I read an interesting article by Arlie Russell Hochschild from the September/October Mother Jones Magazine on the differences between Tea Party and Trump fans. As a progressive I yearn to better understand these groups, even if I disagree with them. In it there is the following “deep story” that seems to motivate both groups:
What the people I interviewed were drawn to was not necessarily the particulars of these theories. It was the deep story underlying them—an account of life as it feels to them. Some such account underlies all beliefs, right or left, I think. The deep story of the right goes like this:
You are patiently standing in the middle of a long line stretching toward the horizon, where the American Dream awaits. But as you wait, you see people cutting in line ahead of you. Many of these line-cutters are black—beneficiaries of affirmative action or welfare. Some are career-driven women pushing into jobs they never had before. Then you see immigrants, Mexicans, Somalis, the Syrian refugees yet to come. As you wait in this unmoving line, you're being asked to feel sorry for them all. You have a good heart. But who is deciding who you should feel compassion for? Then you see President Barack Hussein Obama waving the line-cutters forward. He's on their side. In fact, isn't he a line-cutter too? How did this fatherless black guy pay for Harvard? As you wait your turn, Obama is using the money in your pocket to help the line-cutters. He and his liberal backers have removed the shame from taking. The government has become an instrument for redistributing your money to the undeserving. It's not your government anymore; it's theirs.

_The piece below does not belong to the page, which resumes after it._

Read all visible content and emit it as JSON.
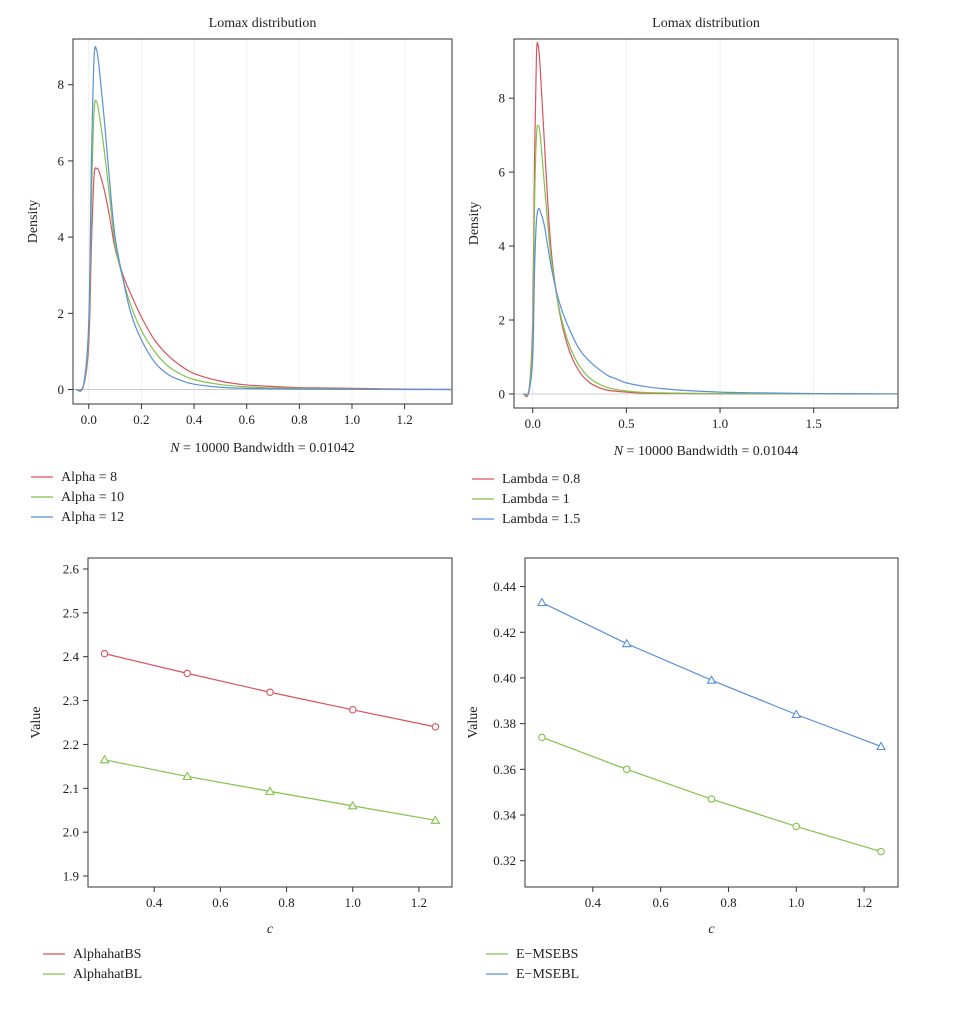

I checked this distillation with those I interviewed to see if this version of the deep story rang true. Some altered it a bit ("the line-waiters form a new line") or emphasized a particular point (those in back are paying for the line-cutters). But all of them agreed it was their story. One man said, "I live your analogy." Another said, "You read my mind."
Here is the link to the complete article.
Let me add a different "deep story" that which motivates me, and possibly the reader:
Private Industry, with substantial assistance from government and our nation’s infrastructure, has created a miraculous money machine with economic growth as well as improved productivity etc. Money rains from the sky ... but none of it ever seems to reach the ground, where the "ordinary" people (a wide swath of lower/middle class/multi ethnic/racial/country-of-origin etc) live. This is because the rich have constructed giant upside-down umbrellas to capture this money and divert it. But these umbrellas block the rain and sun too, making self-sufficiency impossible for these “ordinary” people. The rich live in their penthouses above the umbrellas in the light. They demand the government continue to contribute to keeping the money machines alive using tax money, but also demand ever lower taxes for themselves.
In the meanwhile, the country is withering away. It isn't clear if the rich can see below the umbrellas, or just don't have the interest to look down. On the other hand, a substantial portion of the “ordinary folks” are blind to the umbrellas, suspecting each other as the cause of our implacable problems. Many do not vote, but those that do are somehow hoodwinked into voting for candidates opening advocating the status quo and worse.
This is my deep story. I am lucky enough to be male, white and college educated. At $12/hr I am beginning to wonder if food stamps or medicaid could help me survive. I have some 401k money set aside but I am terrified I won't make it to retirement. I suspect the recently reported white malaise (excess deaths due to drugs, alcohol, and suicide) among non-college-educated white males will soon spread to those who have college degrees.
I can't afford Obamacare. So I am one medical emergency from losing those 401ks and then bankruptcy.
So how different is this deep story from that shared in this article?